Skills shortages still pose major threat to construction industry growth, says the Build Show

As several major pieces of industry research identify skills shortages as posing a serious threat to the on-going growth of the construction industry, the Build Show is warning that more must be done to support skills development

In a worrying statistic, the National Specialist Contractors Council revealed that 19% of specialist firms have reported being unable to bid for work because of a lack of skilled staff. The figure, which was released as part of the NSCC’s second quarter State of Trade Survey, is a significant increase on the yearly average of 6%.

Meanwhile, the challenges of finding workers with the right skills have also been highlighted by companies surveyed in the latest UK construction Purchasing Managers’ Index (PMI), released by financial information provider Markit. As the housebuilding market in particular grows at its fastest rate in more than a decade, many of the firms surveyed in Markit’s research reported concerns about securing a skilled workforce in order to meet the increasing demands.

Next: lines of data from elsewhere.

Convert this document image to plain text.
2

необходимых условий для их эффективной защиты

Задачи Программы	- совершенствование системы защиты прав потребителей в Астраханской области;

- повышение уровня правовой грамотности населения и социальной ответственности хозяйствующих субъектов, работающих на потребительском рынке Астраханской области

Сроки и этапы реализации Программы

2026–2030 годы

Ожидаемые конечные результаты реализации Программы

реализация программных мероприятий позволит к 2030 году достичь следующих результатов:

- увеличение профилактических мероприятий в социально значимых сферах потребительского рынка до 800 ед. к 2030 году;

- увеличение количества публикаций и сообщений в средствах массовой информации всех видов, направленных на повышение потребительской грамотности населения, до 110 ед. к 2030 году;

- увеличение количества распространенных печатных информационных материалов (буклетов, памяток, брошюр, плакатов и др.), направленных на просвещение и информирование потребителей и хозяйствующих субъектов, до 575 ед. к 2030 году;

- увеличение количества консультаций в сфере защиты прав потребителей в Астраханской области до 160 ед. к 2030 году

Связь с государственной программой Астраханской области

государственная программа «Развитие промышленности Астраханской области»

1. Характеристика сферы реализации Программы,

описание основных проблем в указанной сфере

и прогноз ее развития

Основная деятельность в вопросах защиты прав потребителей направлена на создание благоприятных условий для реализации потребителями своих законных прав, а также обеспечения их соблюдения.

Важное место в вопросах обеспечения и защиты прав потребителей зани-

The results echo the findings of the Build Show’s own research, in which 44% of construction professionals pointed to skills shortages as the biggest challenge faced by their business currently. A lack of clarity about how young people can break into the construction industry was cited as the main issue, with 47% of respondents claiming clearer routes into the industry with formal training and qualifications are required.

A further 28% argued that more financial support for businesses to provide apprenticeships is needed, while just over 24% believed that a greater focus on hands-on training and work experience is the key.

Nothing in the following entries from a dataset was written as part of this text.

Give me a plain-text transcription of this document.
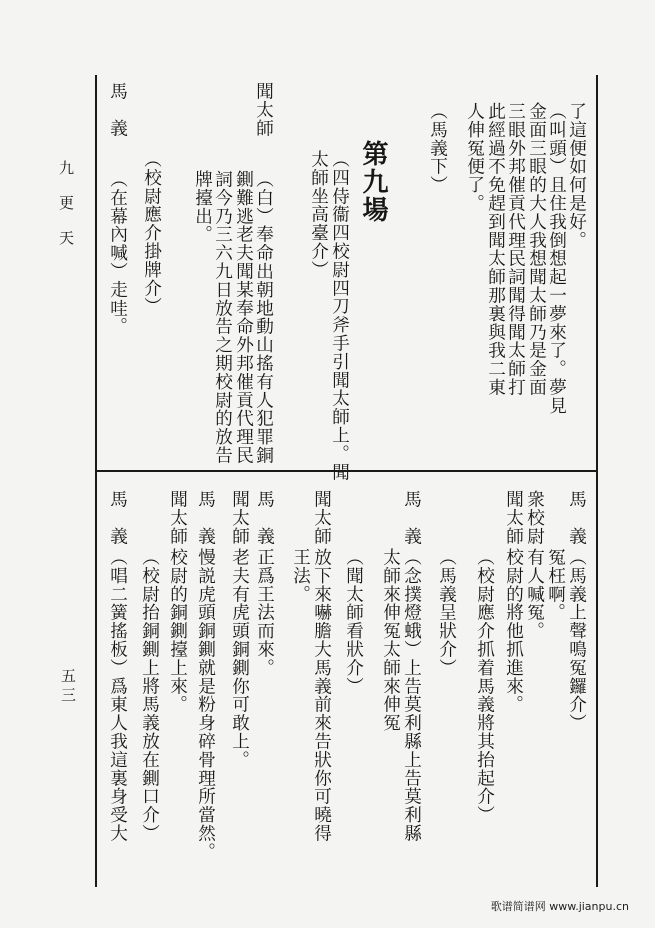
九更天
五三
了這便如何是好。
（叫頭）且住我倒想起一夢來了。夢見
金面三眼的大人我想聞太師乃是金面
三眼外邦催貢代理民詞聞得聞太師打
此經過不免趕到聞太師那裏與我二東
人伸冤便了。
（馬義下）
第九場
（四侍衞四校尉四刀斧手引聞太師上。聞
太師坐高臺介）
聞太師
（白）奉命出朝地動山搖有人犯罪銅
鍘難逃老夫聞某奉命外邦催貢代理民
詞今乃三六九日放告之期校尉的放告
牌擡出。
（校尉應介掛牌介）
馬　義
（在幕內喊）走哇。
馬　義
（馬義上聲鳴冤鑼介）
冤枉啊。
衆校尉
有人喊冤。
聞太師
校尉的將他抓進來。
（校尉應介抓着馬義將其抬起介）
（馬義呈狀介）
馬　義
（念撲燈蛾）上告莫利縣上告莫利縣
太師來伸冤太師來伸冤
（聞太師看狀介）
聞太師
放下來嚇膽大馬義前來告狀你可曉得
王法。
馬　義
正爲王法而來。
聞太師
老夫有虎頭銅鍘你可敢上。
馬　義
慢説虎頭銅鍘就是粉身碎骨理所當然。
聞太師
校尉的銅鍘擡上來。
（校尉抬銅鍘上將馬義放在鍘口介）
馬　義
（唱二簧搖板）爲東人我這裏身受大
歌谱简谱网 www.jianpu.cn
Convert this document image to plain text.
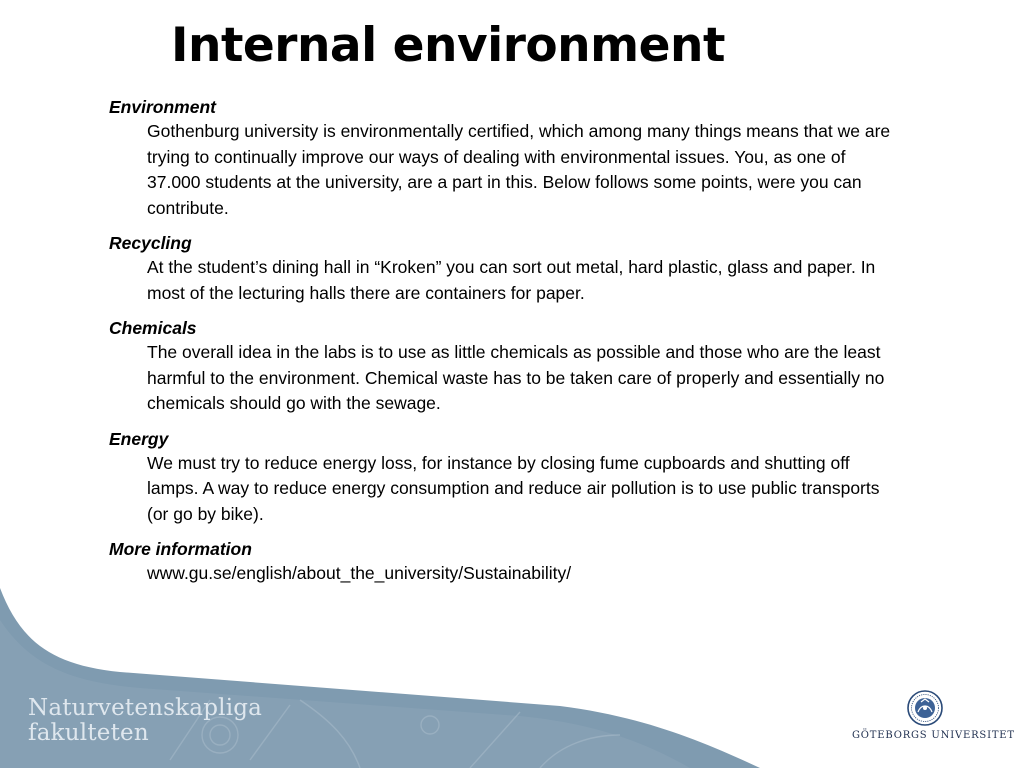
Internal environment
Environment
Gothenburg university is environmentally certified, which among many things means that we are trying to continually improve our ways of dealing with environmental issues. You, as one of 37.000 students at the university, are a part in this. Below follows some points, were you can contribute.
Recycling
At the student’s dining hall in “Kroken” you can sort out metal, hard plastic, glass and paper. In most of the lecturing halls there are containers for paper.
Chemicals
The overall idea in the labs is to use as little chemicals as possible and those who are the least harmful to the environment. Chemical waste has to be taken care of properly and essentially no chemicals should go with the sewage.
Energy
We must try to reduce energy loss, for instance by closing fume cupboards and shutting off lamps. A way to reduce energy consumption and reduce air pollution is to use public transports (or go by bike).
More information
www.gu.se/english/about_the_university/Sustainability/
Naturvetenskapliga
fakulteten	GÖTEBORGS UNIVERSITET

Paul Godwin, Managing Director of the Build Show, commented:

“The message is really coming across loud and clear from all sides: as an industry, developing a well-trained and highly skilled workforce must be our biggest priority if we are to sustain the growth we all wish to see. It’s particularly relevant over the coming weeks as young people receive their exam results and start thinking about their future employment options.

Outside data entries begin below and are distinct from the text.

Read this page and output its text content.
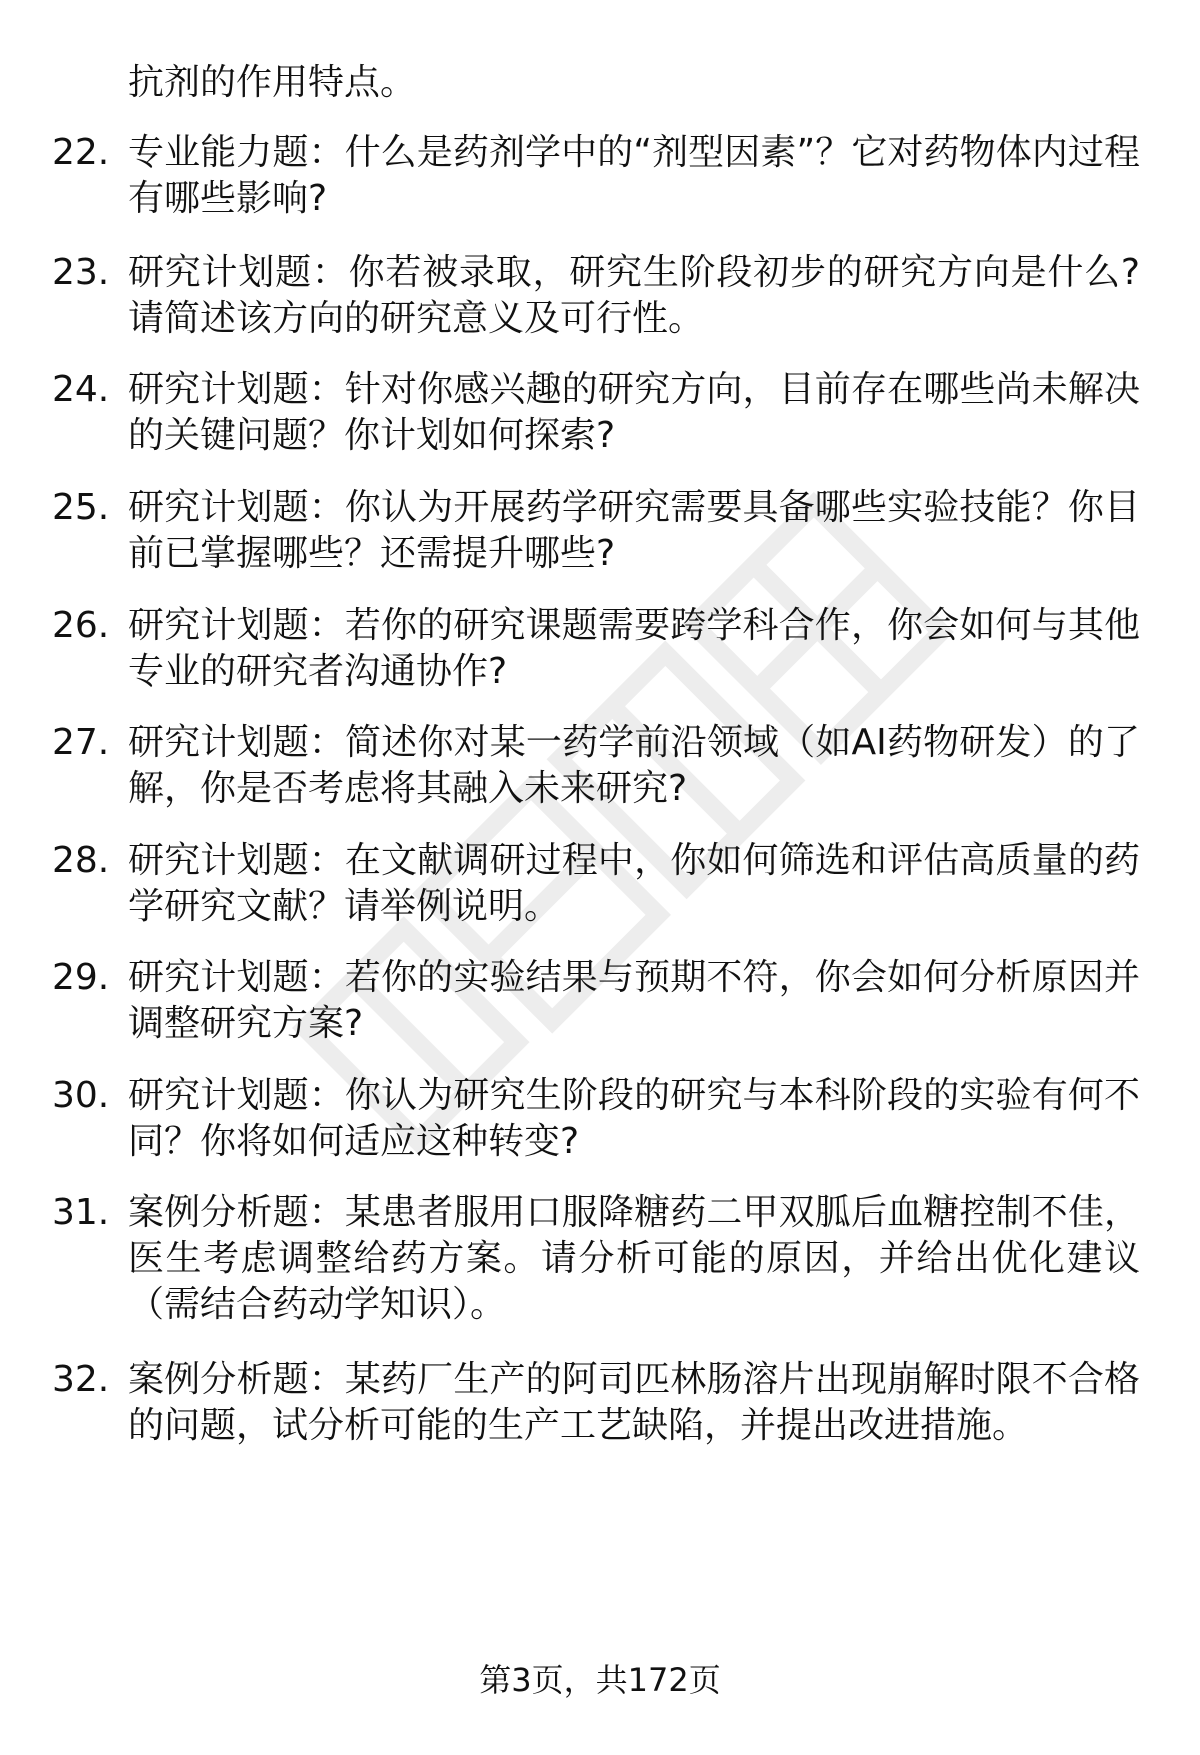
抗剂的作用特点。
22. 专业能力题：什么是药剂学中的“剂型因素”？它对药物体内过程有哪些影响?
23. 研究计划题：你若被录取，研究生阶段初步的研究方向是什么?请简述该方向的研究意义及可行性。
24. 研究计划题：针对你感兴趣的研究方向，目前存在哪些尚未解决的关键问题？你计划如何探索?
25. 研究计划题：你认为开展药学研究需要具备哪些实验技能？你目前已掌握哪些？还需提升哪些?
26. 研究计划题：若你的研究课题需要跨学科合作，你会如何与其他专业的研究者沟通协作?
27. 研究计划题：简述你对某一药学前沿领域（如AI药物研发）的了解，你是否考虑将其融入未来研究?
28. 研究计划题：在文献调研过程中，你如何筛选和评估高质量的药学研究文献？请举例说明。
29. 研究计划题：若你的实验结果与预期不符，你会如何分析原因并调整研究方案?
30. 研究计划题：你认为研究生阶段的研究与本科阶段的实验有何不同？你将如何适应这种转变?
31. 案例分析题：某患者服用口服降糖药二甲双胍后血糖控制不佳，医生考虑调整给药方案。请分析可能的原因，并给出优化建议（需结合药动学知识）。
32. 案例分析题：某药厂生产的阿司匹林肠溶片出现崩解时限不合格的问题，试分析可能的生产工艺缺陷，并提出改进措施。
第3页，共172页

“We’ll be placing a major focus on training and skills development at the Build Show, with support from our partners including the Construction Industry Training Board, Federation of Master Builders and National Federation of Builders. We know that there is a thirst for high level support and information about skills training, and we will seek to provide exactly that through a detailed and inclusive seminar programme.”

Taking place at the Birmingham NEC next year, the Build Show is the most comprehensive contractor-based exhibition in a decade, bringing together contractors, specifiers, builders, suppliers, housebuilders, architectural technologists and clients, to network, showcase new products and discover opportunities for professional development.